For Business Objects customers the news is not necessarily positive. SAP tends to be fiercely proprietary about its environment, preferring to fight it out for footprint with Oracle in customers rather than opening everything up. Hence SAP BW, for example, while it can certainly load data from non-SAP systems, is suited best to an SAP environment, and it would be bizarre indeed to imagine a customer without SAP buying SAP BW. Business intelligence is not SAP’s core competence, and there is some considerable danger of dilution of attention, as well as future product directions potentially being pulled in awkward ways e.g just how open will SAP want Business Objects to continue to be to other sources such as Oracle? Of course for now it is all public harmony, but think down the road a year or two and consider whether someone in SAP might at least consider the option of making it harder for Business Objects to work with Oracle’s applications in order to encourage customers to switch from Oracle to SAP applications. Do you think this would never cross their minds; not even a little bit? Moreover SAP has a distinct culture, and has no track record of an acquisition of this size (indeed, until this week its executives had scorned the very idea).
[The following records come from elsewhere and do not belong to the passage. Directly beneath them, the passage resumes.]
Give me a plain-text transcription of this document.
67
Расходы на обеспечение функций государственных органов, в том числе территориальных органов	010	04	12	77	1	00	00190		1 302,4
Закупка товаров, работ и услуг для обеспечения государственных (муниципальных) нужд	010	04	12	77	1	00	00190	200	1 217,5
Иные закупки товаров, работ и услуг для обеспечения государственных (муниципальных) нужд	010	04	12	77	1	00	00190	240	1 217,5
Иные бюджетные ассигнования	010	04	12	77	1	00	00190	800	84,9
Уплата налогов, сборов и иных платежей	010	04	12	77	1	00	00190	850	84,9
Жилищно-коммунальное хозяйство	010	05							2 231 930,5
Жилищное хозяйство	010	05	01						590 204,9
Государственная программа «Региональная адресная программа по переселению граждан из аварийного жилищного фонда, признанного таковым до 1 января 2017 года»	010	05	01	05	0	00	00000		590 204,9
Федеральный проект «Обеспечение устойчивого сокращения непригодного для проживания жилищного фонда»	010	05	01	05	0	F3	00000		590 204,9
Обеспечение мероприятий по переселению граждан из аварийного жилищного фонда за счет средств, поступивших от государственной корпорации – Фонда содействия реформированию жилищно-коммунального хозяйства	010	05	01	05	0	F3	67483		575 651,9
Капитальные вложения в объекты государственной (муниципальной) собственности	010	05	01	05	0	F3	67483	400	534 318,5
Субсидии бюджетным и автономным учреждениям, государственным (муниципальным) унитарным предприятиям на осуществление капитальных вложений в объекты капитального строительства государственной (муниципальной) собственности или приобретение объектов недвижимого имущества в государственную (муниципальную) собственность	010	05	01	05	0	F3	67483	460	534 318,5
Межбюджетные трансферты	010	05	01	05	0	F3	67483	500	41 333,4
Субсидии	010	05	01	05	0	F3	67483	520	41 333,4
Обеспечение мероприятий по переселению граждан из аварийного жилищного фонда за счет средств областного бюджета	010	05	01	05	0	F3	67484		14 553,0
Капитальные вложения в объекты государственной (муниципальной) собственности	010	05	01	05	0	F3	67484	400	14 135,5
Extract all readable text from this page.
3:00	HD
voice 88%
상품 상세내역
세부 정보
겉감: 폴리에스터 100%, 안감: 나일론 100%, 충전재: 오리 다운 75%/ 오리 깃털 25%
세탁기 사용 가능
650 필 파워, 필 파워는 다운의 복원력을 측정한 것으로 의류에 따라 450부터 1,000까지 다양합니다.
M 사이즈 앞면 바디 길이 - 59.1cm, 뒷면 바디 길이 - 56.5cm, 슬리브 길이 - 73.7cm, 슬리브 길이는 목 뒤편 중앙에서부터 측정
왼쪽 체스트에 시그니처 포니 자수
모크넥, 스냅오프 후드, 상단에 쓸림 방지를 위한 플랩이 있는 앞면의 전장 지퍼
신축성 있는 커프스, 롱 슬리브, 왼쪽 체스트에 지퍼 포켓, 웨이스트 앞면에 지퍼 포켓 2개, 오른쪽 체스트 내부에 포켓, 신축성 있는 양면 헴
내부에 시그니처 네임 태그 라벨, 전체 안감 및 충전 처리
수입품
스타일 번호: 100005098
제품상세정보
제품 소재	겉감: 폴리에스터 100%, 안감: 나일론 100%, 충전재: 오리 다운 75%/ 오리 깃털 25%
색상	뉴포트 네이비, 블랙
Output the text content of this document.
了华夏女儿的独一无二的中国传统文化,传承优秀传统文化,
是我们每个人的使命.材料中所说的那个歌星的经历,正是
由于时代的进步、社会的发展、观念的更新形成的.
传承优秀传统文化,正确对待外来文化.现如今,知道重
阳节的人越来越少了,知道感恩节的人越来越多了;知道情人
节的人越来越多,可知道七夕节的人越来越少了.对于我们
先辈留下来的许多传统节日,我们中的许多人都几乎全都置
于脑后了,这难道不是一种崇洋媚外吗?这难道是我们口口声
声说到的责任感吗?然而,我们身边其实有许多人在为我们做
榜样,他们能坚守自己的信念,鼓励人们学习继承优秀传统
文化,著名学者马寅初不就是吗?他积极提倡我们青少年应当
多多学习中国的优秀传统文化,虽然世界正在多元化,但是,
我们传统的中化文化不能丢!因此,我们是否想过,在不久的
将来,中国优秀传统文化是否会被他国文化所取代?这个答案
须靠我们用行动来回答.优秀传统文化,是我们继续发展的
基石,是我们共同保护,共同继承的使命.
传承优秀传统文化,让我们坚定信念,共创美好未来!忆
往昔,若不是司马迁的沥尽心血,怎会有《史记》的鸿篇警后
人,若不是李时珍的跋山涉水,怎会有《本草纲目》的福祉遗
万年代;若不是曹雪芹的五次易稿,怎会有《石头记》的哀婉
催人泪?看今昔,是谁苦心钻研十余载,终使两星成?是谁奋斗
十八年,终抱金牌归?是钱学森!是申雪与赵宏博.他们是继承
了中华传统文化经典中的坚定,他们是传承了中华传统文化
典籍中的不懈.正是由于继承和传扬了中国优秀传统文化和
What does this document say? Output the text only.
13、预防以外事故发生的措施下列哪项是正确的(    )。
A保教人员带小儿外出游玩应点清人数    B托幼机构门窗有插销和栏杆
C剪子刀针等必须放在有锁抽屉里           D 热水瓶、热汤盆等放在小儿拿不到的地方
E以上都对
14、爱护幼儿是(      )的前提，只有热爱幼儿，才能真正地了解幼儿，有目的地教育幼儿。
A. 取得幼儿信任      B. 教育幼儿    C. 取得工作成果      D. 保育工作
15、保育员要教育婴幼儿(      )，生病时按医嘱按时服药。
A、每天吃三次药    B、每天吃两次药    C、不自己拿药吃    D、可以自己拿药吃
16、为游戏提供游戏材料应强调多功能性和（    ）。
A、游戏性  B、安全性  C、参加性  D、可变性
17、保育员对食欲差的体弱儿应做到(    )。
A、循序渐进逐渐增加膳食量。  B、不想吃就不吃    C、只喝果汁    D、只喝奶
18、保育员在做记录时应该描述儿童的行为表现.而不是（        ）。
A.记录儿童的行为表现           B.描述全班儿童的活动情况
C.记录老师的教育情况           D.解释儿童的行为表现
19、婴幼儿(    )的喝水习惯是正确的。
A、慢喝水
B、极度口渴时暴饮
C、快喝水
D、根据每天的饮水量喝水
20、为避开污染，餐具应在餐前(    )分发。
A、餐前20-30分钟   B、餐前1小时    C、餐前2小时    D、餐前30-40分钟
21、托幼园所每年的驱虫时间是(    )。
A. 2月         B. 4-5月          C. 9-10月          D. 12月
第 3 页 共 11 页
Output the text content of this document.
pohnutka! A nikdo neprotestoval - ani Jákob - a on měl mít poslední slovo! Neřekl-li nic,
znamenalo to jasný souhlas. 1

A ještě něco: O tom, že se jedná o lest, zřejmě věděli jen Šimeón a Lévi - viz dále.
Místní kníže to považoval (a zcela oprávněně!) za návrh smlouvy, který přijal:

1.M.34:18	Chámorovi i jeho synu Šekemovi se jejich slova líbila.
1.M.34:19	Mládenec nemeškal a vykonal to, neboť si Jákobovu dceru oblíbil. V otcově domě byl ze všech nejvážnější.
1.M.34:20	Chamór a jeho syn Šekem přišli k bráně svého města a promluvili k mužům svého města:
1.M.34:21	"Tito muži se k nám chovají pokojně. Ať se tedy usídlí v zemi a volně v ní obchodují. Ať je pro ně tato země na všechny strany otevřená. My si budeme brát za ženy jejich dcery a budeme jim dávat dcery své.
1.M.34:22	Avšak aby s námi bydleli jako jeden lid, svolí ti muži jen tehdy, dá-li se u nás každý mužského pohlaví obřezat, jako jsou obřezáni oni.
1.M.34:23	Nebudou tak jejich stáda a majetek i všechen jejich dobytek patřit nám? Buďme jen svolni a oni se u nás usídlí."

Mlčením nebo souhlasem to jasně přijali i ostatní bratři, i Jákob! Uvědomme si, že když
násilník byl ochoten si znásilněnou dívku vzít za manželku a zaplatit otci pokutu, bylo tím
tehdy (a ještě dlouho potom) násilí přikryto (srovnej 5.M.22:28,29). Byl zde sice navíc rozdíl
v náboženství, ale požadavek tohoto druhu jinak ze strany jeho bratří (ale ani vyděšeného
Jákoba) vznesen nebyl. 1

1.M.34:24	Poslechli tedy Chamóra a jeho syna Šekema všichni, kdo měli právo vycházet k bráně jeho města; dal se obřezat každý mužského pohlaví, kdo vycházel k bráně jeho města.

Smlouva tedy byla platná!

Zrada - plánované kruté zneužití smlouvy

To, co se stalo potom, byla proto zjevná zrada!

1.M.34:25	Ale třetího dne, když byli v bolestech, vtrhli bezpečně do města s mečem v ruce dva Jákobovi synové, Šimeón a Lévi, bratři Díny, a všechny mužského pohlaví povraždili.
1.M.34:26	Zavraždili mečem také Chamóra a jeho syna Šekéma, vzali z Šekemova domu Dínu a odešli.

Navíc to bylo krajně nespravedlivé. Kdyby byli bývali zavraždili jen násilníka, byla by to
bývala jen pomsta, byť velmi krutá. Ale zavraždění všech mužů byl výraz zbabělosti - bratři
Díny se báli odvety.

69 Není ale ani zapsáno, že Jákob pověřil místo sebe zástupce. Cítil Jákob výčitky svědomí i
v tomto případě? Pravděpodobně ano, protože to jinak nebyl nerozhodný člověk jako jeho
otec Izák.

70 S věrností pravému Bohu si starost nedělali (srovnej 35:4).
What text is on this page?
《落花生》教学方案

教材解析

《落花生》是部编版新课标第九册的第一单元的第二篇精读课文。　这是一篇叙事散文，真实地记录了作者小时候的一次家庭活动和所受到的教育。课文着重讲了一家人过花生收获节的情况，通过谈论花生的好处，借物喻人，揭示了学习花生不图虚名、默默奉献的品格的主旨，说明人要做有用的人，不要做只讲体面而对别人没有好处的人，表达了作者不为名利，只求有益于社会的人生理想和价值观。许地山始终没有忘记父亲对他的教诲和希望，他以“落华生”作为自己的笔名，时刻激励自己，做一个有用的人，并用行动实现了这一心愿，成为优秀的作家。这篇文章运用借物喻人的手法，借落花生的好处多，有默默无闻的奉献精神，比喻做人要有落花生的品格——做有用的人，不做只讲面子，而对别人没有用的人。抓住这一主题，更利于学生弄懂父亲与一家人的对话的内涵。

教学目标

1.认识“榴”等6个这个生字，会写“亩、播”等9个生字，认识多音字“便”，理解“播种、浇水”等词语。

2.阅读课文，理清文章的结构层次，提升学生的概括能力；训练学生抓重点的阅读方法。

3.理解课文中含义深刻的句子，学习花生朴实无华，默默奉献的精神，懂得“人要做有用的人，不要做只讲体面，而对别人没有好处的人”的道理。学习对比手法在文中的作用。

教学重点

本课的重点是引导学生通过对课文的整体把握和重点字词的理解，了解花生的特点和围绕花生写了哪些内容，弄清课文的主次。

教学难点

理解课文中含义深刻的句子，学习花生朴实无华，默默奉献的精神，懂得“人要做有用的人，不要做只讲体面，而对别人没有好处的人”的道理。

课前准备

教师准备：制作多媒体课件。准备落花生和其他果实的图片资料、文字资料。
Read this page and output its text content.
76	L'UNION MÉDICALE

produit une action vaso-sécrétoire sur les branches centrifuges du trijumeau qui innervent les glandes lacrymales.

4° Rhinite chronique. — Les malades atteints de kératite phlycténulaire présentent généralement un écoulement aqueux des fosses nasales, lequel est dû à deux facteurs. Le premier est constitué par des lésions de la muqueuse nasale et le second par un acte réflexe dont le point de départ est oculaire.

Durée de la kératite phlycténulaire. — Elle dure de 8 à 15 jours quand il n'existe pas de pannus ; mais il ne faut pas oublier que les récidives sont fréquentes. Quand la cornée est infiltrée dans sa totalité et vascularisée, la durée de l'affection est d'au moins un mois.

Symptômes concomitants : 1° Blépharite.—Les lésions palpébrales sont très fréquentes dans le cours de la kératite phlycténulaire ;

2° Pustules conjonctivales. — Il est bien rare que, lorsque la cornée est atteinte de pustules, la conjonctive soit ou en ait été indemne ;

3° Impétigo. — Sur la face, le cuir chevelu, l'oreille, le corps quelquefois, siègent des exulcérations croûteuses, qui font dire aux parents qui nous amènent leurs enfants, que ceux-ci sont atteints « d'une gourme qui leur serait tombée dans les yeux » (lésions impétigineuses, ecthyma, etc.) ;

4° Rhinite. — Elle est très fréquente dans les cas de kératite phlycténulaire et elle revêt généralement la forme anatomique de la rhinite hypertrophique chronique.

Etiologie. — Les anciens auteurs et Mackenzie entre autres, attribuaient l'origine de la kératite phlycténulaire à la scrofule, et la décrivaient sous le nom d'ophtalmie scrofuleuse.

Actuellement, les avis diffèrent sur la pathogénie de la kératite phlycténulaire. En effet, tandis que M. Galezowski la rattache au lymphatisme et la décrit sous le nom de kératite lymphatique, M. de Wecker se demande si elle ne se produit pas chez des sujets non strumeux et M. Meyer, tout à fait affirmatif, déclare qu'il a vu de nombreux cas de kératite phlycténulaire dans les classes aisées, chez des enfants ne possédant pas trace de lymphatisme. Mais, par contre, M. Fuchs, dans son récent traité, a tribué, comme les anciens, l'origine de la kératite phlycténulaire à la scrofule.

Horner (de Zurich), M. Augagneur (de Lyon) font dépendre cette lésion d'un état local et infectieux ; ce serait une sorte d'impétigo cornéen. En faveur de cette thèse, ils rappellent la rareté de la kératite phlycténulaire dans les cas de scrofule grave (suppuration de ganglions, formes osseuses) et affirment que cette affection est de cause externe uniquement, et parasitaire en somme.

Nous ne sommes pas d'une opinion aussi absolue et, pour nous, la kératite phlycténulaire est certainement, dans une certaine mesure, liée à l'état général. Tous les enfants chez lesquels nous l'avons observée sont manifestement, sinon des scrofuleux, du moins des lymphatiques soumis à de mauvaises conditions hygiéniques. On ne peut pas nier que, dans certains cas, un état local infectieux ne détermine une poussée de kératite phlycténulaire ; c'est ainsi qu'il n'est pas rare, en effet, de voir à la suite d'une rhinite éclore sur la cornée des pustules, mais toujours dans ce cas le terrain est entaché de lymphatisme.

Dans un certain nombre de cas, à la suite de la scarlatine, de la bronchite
I suspect that just about every person in Business Objects is at least updating their resume right now, and even if things work out fine it is going to be at best unsettling for staff. As Woody Allen said, the lamb may lie down with the lion, but the lamb will not get much sleep.
I think Cognos is the winner here, as it can now stand as the clear leader in business intelligence as a truly independent vendor. Companies with genuinely mixed environments will surely edge towards Cognos now in preference to Business Objects. Even if it turns out that Business Objects truly will be run as an independent business, there will always be that nagging doubt (reinforced by Cognos sales people). Informatica has demonstrated that you can prosper perfectly well when your main competitor is bought by a behemoth (in their case Ascential by IBM) and Cognos is now positioned to follow suit.